Huh. That's interesting. I should have researched more before I started driving one of these just for fun's sake.
So, this model doesn't include the battery yet, that's an additional layer, but it shows a larger MG2 motor that is attached to the wheels; wheels don't turn unless that electric motor is turning. ok.
Murphy said: In normal operation if the engine is running it drives one electric motor as a generator and the current flow is to the other electric motor driving the wheels. If there is excess current available it also charges the battery.
ok. if in that model I kick the ICE to 2000 rpm, holding MG2 at 0, MG1 is spinning, but actually too fast (that's an aside interesting as I can sit in park with my foot on the gas at 3000 rpm, so there's something different between that model (prius) and our vehicle I think). But anyway, assuming I'm driving, maybe MG2 kicks in to get me to 25 mph. MG1 is spinning at 3391 rpm. So, the current flow is to MG1, which is driving MG2, correct? I don't know how to know if there would be enough excess to also charge the battery.
I'm further not sure how my pushing the gas pedal converts a signal to fire MG2 vs. ICE. Obviously it's dependent on how hard I'm pressing it, whether I'm on a hill, and battery charge level, but how those factors convert to this model I don't know.
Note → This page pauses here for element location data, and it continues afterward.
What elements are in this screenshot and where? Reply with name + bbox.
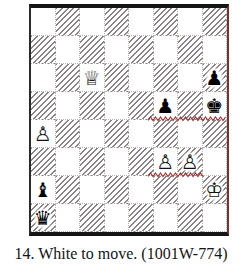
square-f3: ♙ (154, 148, 179, 176)
square-e5 (129, 92, 154, 120)
piece-white-queen-c6: ♕ (80, 64, 104, 91)
square-b8 (56, 8, 81, 36)
chess-board: ♕♟♟♚♙♙♙♝♔♛ (31, 8, 227, 232)
square-d3 (105, 148, 130, 176)
square-b1 (56, 204, 81, 232)
square-d8 (105, 8, 130, 36)
square-d1 (105, 204, 130, 232)
square-a8 (31, 8, 56, 36)
square-c4 (80, 120, 105, 148)
square-h8 (203, 8, 228, 36)
chess-diagram-page: ♕♟♟♚♙♙♙♝♔♛ 14. White to move. (1001W-774… (0, 0, 242, 278)
square-f1 (154, 204, 179, 232)
square-f8 (154, 8, 179, 36)
piece-black-pawn-h6: ♟ (203, 64, 227, 91)
square-h7 (203, 36, 228, 64)
square-h3 (203, 148, 228, 176)
square-e1 (129, 204, 154, 232)
chess-board-frame: ♕♟♟♚♙♙♙♝♔♛ (29, 4, 229, 236)
piece-white-king-h2: ♔ (203, 176, 227, 203)
square-d4 (105, 120, 130, 148)
square-b5 (56, 92, 81, 120)
square-e3 (129, 148, 154, 176)
square-a6 (31, 64, 56, 92)
piece-white-pawn-g3: ♙ (178, 148, 202, 175)
square-a2: ♝ (31, 176, 56, 204)
square-g7 (178, 36, 203, 64)
square-d6 (105, 64, 130, 92)
square-e6 (129, 64, 154, 92)
square-c3 (80, 148, 105, 176)
square-c7 (80, 36, 105, 64)
square-c5 (80, 92, 105, 120)
square-b3 (56, 148, 81, 176)
square-h1 (203, 204, 228, 232)
square-d7 (105, 36, 130, 64)
square-h5: ♚ (203, 92, 228, 120)
square-f4 (154, 120, 179, 148)
square-a5 (31, 92, 56, 120)
square-c2 (80, 176, 105, 204)
square-f2 (154, 176, 179, 204)
square-g8 (178, 8, 203, 36)
piece-black-queen-a1: ♛ (31, 204, 55, 231)
square-e2 (129, 176, 154, 204)
piece-black-pawn-f5: ♟ (154, 92, 178, 119)
square-b6 (56, 64, 81, 92)
piece-white-pawn-f3: ♙ (154, 148, 178, 175)
square-f5: ♟ (154, 92, 179, 120)
square-e7 (129, 36, 154, 64)
square-a4: ♙ (31, 120, 56, 148)
square-g4 (178, 120, 203, 148)
square-g2 (178, 176, 203, 204)
square-f7 (154, 36, 179, 64)
square-a7 (31, 36, 56, 64)
square-g5 (178, 92, 203, 120)
square-h6: ♟ (203, 64, 228, 92)
square-d2 (105, 176, 130, 204)
piece-black-king-h5: ♚ (203, 92, 227, 119)
square-c6: ♕ (80, 64, 105, 92)
square-e4 (129, 120, 154, 148)
square-b4 (56, 120, 81, 148)
square-g6 (178, 64, 203, 92)
diagram-caption: 14. White to move. (1001W-774) (0, 245, 242, 263)
square-b7 (56, 36, 81, 64)
square-d5 (105, 92, 130, 120)
square-e8 (129, 8, 154, 36)
square-a1: ♛ (31, 204, 56, 232)
piece-white-pawn-a4: ♙ (31, 120, 55, 147)
square-b2 (56, 176, 81, 204)
square-g1 (178, 204, 203, 232)
square-h2: ♔ (203, 176, 228, 204)
square-c8 (80, 8, 105, 36)
piece-black-bishop-a2: ♝ (31, 176, 55, 203)
square-g3: ♙ (178, 148, 203, 176)
square-f6 (154, 64, 179, 92)
square-h4 (203, 120, 228, 148)
square-c1 (80, 204, 105, 232)
square-a3 (31, 148, 56, 176)
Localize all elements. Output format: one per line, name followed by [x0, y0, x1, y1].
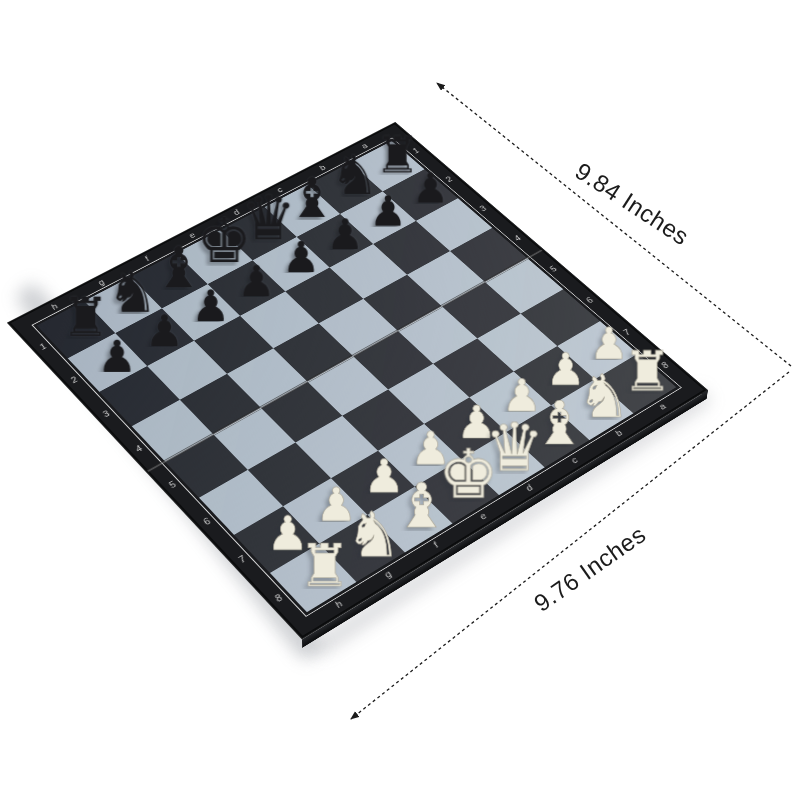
- width-dimension-label: 9.84 Inches: [570, 157, 694, 251]
- board-grid: [37, 141, 676, 612]
- product-photo-scene: hgfedcbahgfedcba1234567812345678 ♜♞♝♚♛♝♞…: [0, 0, 800, 800]
- depth-dimension-label: 9.76 Inches: [529, 520, 651, 617]
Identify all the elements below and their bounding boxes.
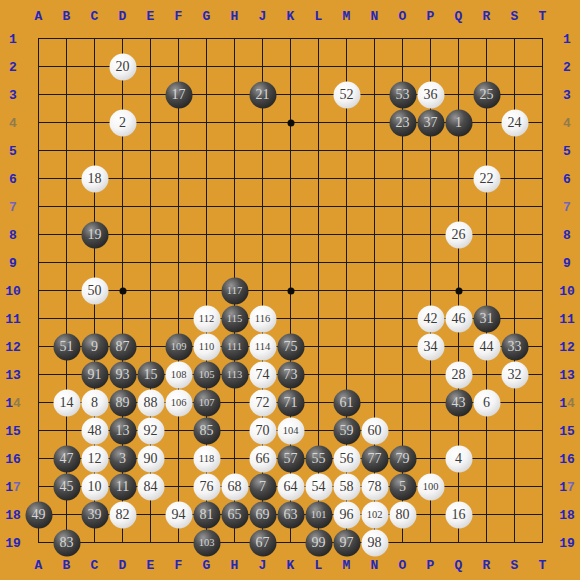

I'm trying to bring this back to the question: if I have a 75% charged battery, and I coast down a hill, should a) the battery be charging up, b) is this kicking on the ICE to do so? and is that by design or indicative of a problem?
I would presume that when I'm coasting downhill, the ICE is off and no electrical motors need to be driving the wheels. I'm sure that betrays my naivety about how cars work. If that were true then you couldn't correlate it to the power split device model, because RPM would be zero on the motors, but speed would be positive. I suppose that with a positive speed downhill, MG2 is getting turned by the wheels? and thus MG2 is turning in reverse-- so maybe the battery is getting charged simply by that energy, sort of like regen braking? and the ICE is out of the equation?
I'm not sure, this clarifies some things and yet shows I need a deeper understanding.
Back to real world numbers, I filled up today and then spent a little time looking back through my mpg history. It's variable of course, I think my best tank ever was 38.5, soon after I acquired the car with about 40k miles. It's somewhat steadily fallen over the following 6 years and was hovering around 30 mpg before it just took another little nosedive in the last couple of months to 27-28. Which all adds up to this newest behavior, possibly affected by airbag recall and computer reset, not having a great effect on my gas mileage.
It does make me wonder a couple of things. First, in another thread someone posted the images showing how much available power they have to run in electric-- from the dead stop the line is barely discernible from 0. This matches my behavior and I think probably has for a while. Under ideal conditions, how high do you guys see that bar go? I have 7 notches in the "empower" view, I think it is. With the HV full, flat surface yesterday running at 15 mph, that bar goes only to the first notch. Thinking back on it, I'm not sure I've ever seen that (green) bar go any higher than 1 notch. Wish I'd paid closer attention. So-- are my batteries dying but none of my systems are telling me yet? Are there other tests I can run to know more about that, or must I visit another dealer to learn more? I'm afraid most of the time real-world driving conditions are severely limiting my car's use of its battery; my primary mpg gains are coming from the engine turning off at a stop sign or at a coast, not from the electric motor, driven by the battery, turning the wheels. I'll keep experimenting...